Although diuretics are the mainstay of treating acutely decompensated HF, no long-term, randomized clinical trial has shown that they reduce morbidity or mortality, despite their relief of pulmonary and systemic venous congestion. Loop diuretics (e.g., furosemide, bumetenide, torsemide and ethacrynic acid) are used most commonly in HF patients, followed by thiazide and thiazide-like diuretics (e.g., chlorthalidone, hydrochlorothiazide, indapamide and metolazone), which are usually less effective in this setting. Treating volume overload with a loop diuretic reduces intracardiac filling pressure and cardiac output and, in hypertensive patients, may decrease systolic and diastolic blood pressures by as much as 15.8 and 8.2 mmHg, respectively.[63] Even if this fall in output is tolerated symptomatically, a consequent rise in blood urea nitrogen (BUN) may represent tissue hypoperfusion that warrants a reduction in dose.
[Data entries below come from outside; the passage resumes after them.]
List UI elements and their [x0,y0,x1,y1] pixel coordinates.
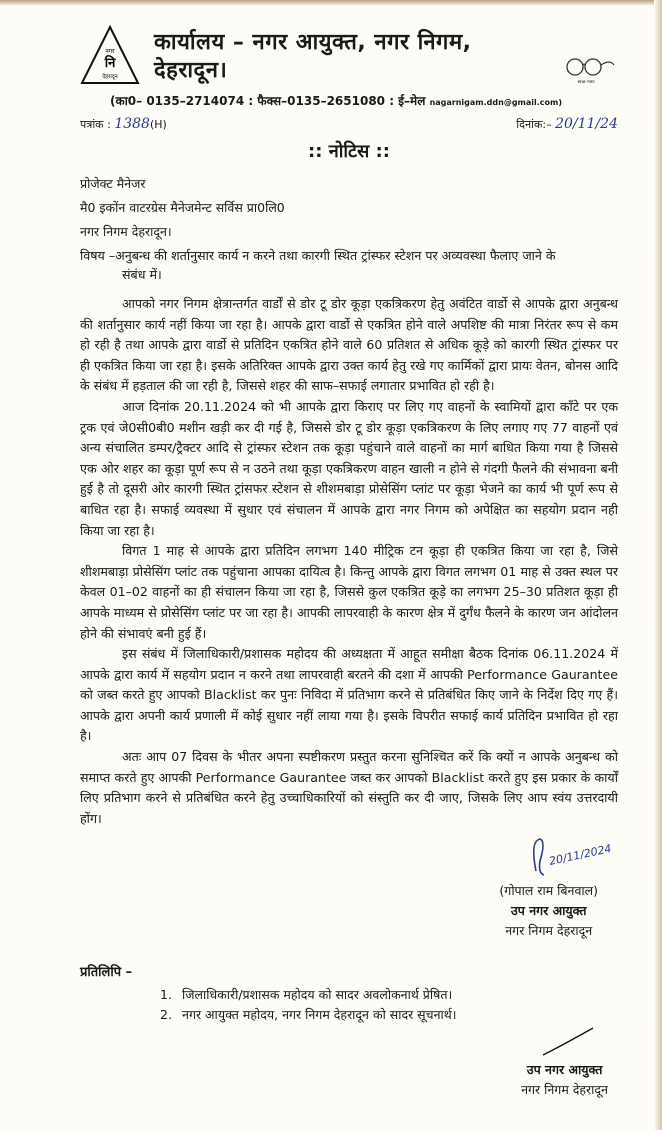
reference-row [80,115,618,134]
reference-number: पत्रांक : 1388(H) [80,116,167,132]
scan-edge-right [654,0,662,1130]
paragraph: इस संबंध में जिलाधिकारी/प्रशासक महोदय की अध्यक्षता में आहूत समीक्षा बैठक दिनांक 06.11.2024 में आपके द्वारा कार्य में सहयोग प्रदान न करने तथा लापरवाही बरतने की दशा में आपकी Performance Gaurantee को जब्त करते हुए आपको Blacklist कर पुनः निविदा में प्रतिभाग करने से प्रतिबंधित किए जाने के निर्देश दिए गए हैं। आपके द्वारा अपनी कार्य प्रणाली में कोई सुधार नहीं लाया गया है। इसके विपरीत सफाई कार्य प्रतिदिन प्रभावित हो रहा है। [80,646,618,744]
swachh-bharat-emblem [558,55,618,85]
second-signature-area [80,1025,618,1100]
nagar-nigam-logo [80,25,140,85]
second-signatory-block [521,1060,608,1100]
paragraph: अतः आप 07 दिवस के भीतर अपना स्पष्टीकरण प्रस्तुत करना सुनिश्चित करें कि क्यों न आपके अनुबन्ध को समाप्त करते हुए आपकी Performance Gaurantee जब्त कर आपको Blacklist करते हुए इस प्रकार के कार्यों लिए प्रतिभाग करने से प्रतिबंधित करने हेतु उच्चाधिकारियों को संस्तुति कर दी जाए, जिसके लिए आप स्वंय उत्तरदायी होंग। [80,749,618,826]
paragraph: आपको नगर निगम क्षेत्रान्तर्गत वार्डों से डोर टू डोर कूड़ा एकत्रिकरण हेतु अवंटित वार्डो से आपके द्वारा अनुबन्ध की शर्तानुसार कार्य नहीं किया जा रहा है। आपके द्वारा वार्डो से एकत्रित होने वाले अपशिष्ट की मात्रा निरंतर रूप से कम हो रही है तथा आपके द्वारा वार्डो से प्रतिदिन एकत्रित होने वाले 60 प्रतिशत से अधिक कूड़े को कारगी स्थित ट्रांस्फर पर ही एकत्रित किया जा रहा है। इसके अतिरिक्त आपके द्वारा उक्त कार्य हेतु रखे गए कार्मिकों द्वारा प्रायः वेतन, बोनस आदि के संबंध में हड़ताल की जा रही है, जिससे शहर की साफ–सफाई लगातार प्रभावित हो रही है। [80,296,619,394]
subject: विषय –अनुबन्ध की शर्तानुसार कार्य न करने तथा कारगी स्थित ट्रांस्फर स्टेशन पर अव्यवस्था फैलाए जाने के संबंध में। [80,248,556,282]
letter-date: दिनांक:– 20/11/24 [516,116,618,132]
contact-line [110,93,618,111]
signatory-designation: उप नगर आयुक्त [510,903,587,919]
addressee-line: नगर निगम देहरादून। [80,224,172,239]
svg-text:स्वच्छ भारत: स्वच्छ भारत [577,79,595,84]
paragraph: आज दिनांक 20.11.2024 को भी आपके द्वारा किराए पर लिए गए वाहनों के स्वामियों द्वारा कॉंटे पर एक ट्रक एवं जे0सी0बी0 मशीन खड़ी कर दी गई है, जिससे डोर टू डोर कूड़ा एकत्रिकरण के लिए लगाए गए 77 वाहनों एवं अन्य संचालित डम्पर/ट्रैक्टर आदि से ट्रांस्फर स्टेशन तक कूड़ा पहुंचाने वाले वाहनों का मार्ग बाधित किया गया है जिससे एक ओर शहर का कूड़ा पूर्ण रूप से न उठने तथा कूड़ा एकत्रिकरण वाहन खाली न होने से गंदगी फैलने की संभावना बनी हुई है तो दूसरी ओर कारगी स्थित ट्रांसफर स्टेशन से शीशमबाड़ा प्रोसेसिंग प्लांट पर कूड़ा भेजने का कार्य भी पूर्ण रूप से बाधित रहा है। सफाई व्यवस्था में सुधार एवं संचालन में आपके द्वारा नगर निगम को अपेक्षित का सहयोग प्रदान नही किया जा रहा है। [80,398,618,538]
logo-text-bottom: देहरादून [102,74,118,80]
contact-numbers: (का0– 0135–2714074 : फैक्स–0135–2651080 : ई–मेल [110,94,426,108]
date-handwritten: 20/11/24 [555,116,618,132]
signature-area [80,831,618,941]
letter-body [80,294,618,829]
second-signatory-designation: उप नगर आयुक्त [526,1062,603,1078]
signature-date: 20/11/2024 [547,842,613,869]
logo-text-mid: नि [104,56,116,71]
list-item: 2. नगर आयुक्त महोदय, नगर निगम देहरादून को सादर सूचनार्थ। [160,1007,457,1023]
paragraph: विगत 1 माह से आपके द्वारा प्रतिदिन लगभग 140 मीट्रिक टन कूड़ा ही एकत्रित किया जा रहा है, जिसे शीशमबाड़ा प्रोसेसिंग प्लांट तक पहुंचाना आपका दायित्व है। किन्तु आपके द्वारा विगत लगभग 01 माह से उक्त स्थल पर केवल 01–02 वाहनों का ही संचालन किया जा रहा है, जिससे कुल एकत्रित कूड़े का लगभग 25–30 प्रतिशत कूड़ा ही आपके माध्यम से प्रोसेसिंग प्लांट पर जा रहा है। आपकी लापरवाही के कारण क्षेत्र में दुर्गंध फैलने के कारण जन आंदोलन होने की संभावएं बनी हुई हैं। [80,543,618,641]
scan-edge-top [0,0,662,6]
handwritten-signature [528,831,618,881]
second-signatory-office: नगर निगम देहरादून [521,1082,608,1098]
list-item: 1. जिलाधिकारी/प्रशासक महोदय को सादर अवलोकनार्थ प्रेषित। [160,987,453,1003]
email-address: nagarnigam.ddn@gmail.com) [429,98,563,107]
notice-heading: :: नोटिस :: [308,141,390,162]
office-title: कार्यालय – नगर आयुक्त, नगर निगम, देहरादून। [154,30,472,83]
copy-to-label: प्रतिलिपि – [80,965,133,981]
signatory-name: (गोपाल राम बिनवाल) [499,883,598,899]
signatory-office: नगर निगम देहरादून [505,923,593,939]
letterhead [80,25,618,85]
signatory-block [499,881,598,941]
second-signature [538,1025,598,1060]
addressee-line: मै0 इकोंन वाटरग्रेस मैनेजमेन्ट सर्विस प्रा0लि0 [80,200,285,215]
addressee-line: प्रोजेक्ट मैनेजर [80,176,146,191]
reference-handwritten: 1388 [114,116,150,132]
logo-text-top: नगर [105,48,115,55]
copy-to-list [160,985,618,1025]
Thiazides can reduce the incidence of HF in patients with HTN and prevent HTN-related mortality and morbidity but fail to prolong survival if patients already have HF. Recent guidelines suggest using thiazide diuretics in hypertensive HF patients with mild fluid retention because of their persistent antihypertensive action.[19] The Heart Failure Society suggests adding chlorothiazide or metolazone to a loop diuretic if the latter is unsuccessful in reduce fluid retention alone.[8] One may fully block the distal convoluted tubule by administering a diuretic that affects the distal tubule, followed by a loop diuretic. This may increase the natriuresis in chronic renal failure patients, in whom thiazides alone are much less effective. However, this combination may not significantly reduce blood pressure.

Hydralazine & Nitrates

Combining isosorbide dinitrate and hydralazine with standard therapy is especially effective in prolonging the survival of African-American patients with moderate-to-severe HF,[64] and may provide good blood pressure control in those already taking an ACE inhibitor, β-blocker and, perhaps, also an aldosterone antagonist. The African-American Heart Failure Trial (AHeFT) showed that a fixed-dose combination of isosorbide dinitrate and hydralazine improved the survival of African-American patients with class III or IV HF by 43%.[64,65] The combination's reduction of blood pressure may have helped improve survival. Since this regimen calls for multiple daily doses, is less efficient in reducing mortality and blood pressure and causes more side effects than ACE inhibition alone and, therefore, it is usually added to ACE inhibitor and β-blocker therapy (Figure 2).[14]

Figure 2.

Choice of agents in treatment of hypertension in patients with low ejection fraction. ACE-I = Angiotensin-converting enzyme inhibitor; ARB = Angiotensin receptor blocker; HF = Heart failure; I/H = Isosorbide dinitrate and hydrazine; LVD = Left ventricular dysfunction; MI = Myocardial infarction.

Less-ideal Agents

Some drugs are not recommended for HF patients. Calcium channel blockade does not improve symptoms and can worsen CHF and the risk of death in these patients. Amlodipine and felodipine neither improve nor worsen the survival of HF patients[66,67] and, generally, would not be chosen before other drugs of known survival benefit. However, the American College of Cardiology (ACC), American Heart Association (AHA) and Heart Failure Society accept using amlodipine in HF patients with HTN because it may be safe and well tolerated.[19] Limited trials have reported that reducing central sympathetic outflow (clonidine) and blocking peripheral α-receptors (prazosin) can benefit CHF patients.[29,30] These agents are not recommended for CHF at this time. Potent vasodilators (minoxidil) are avoided in HF patients because they promote sodium retention (Table 1).[19]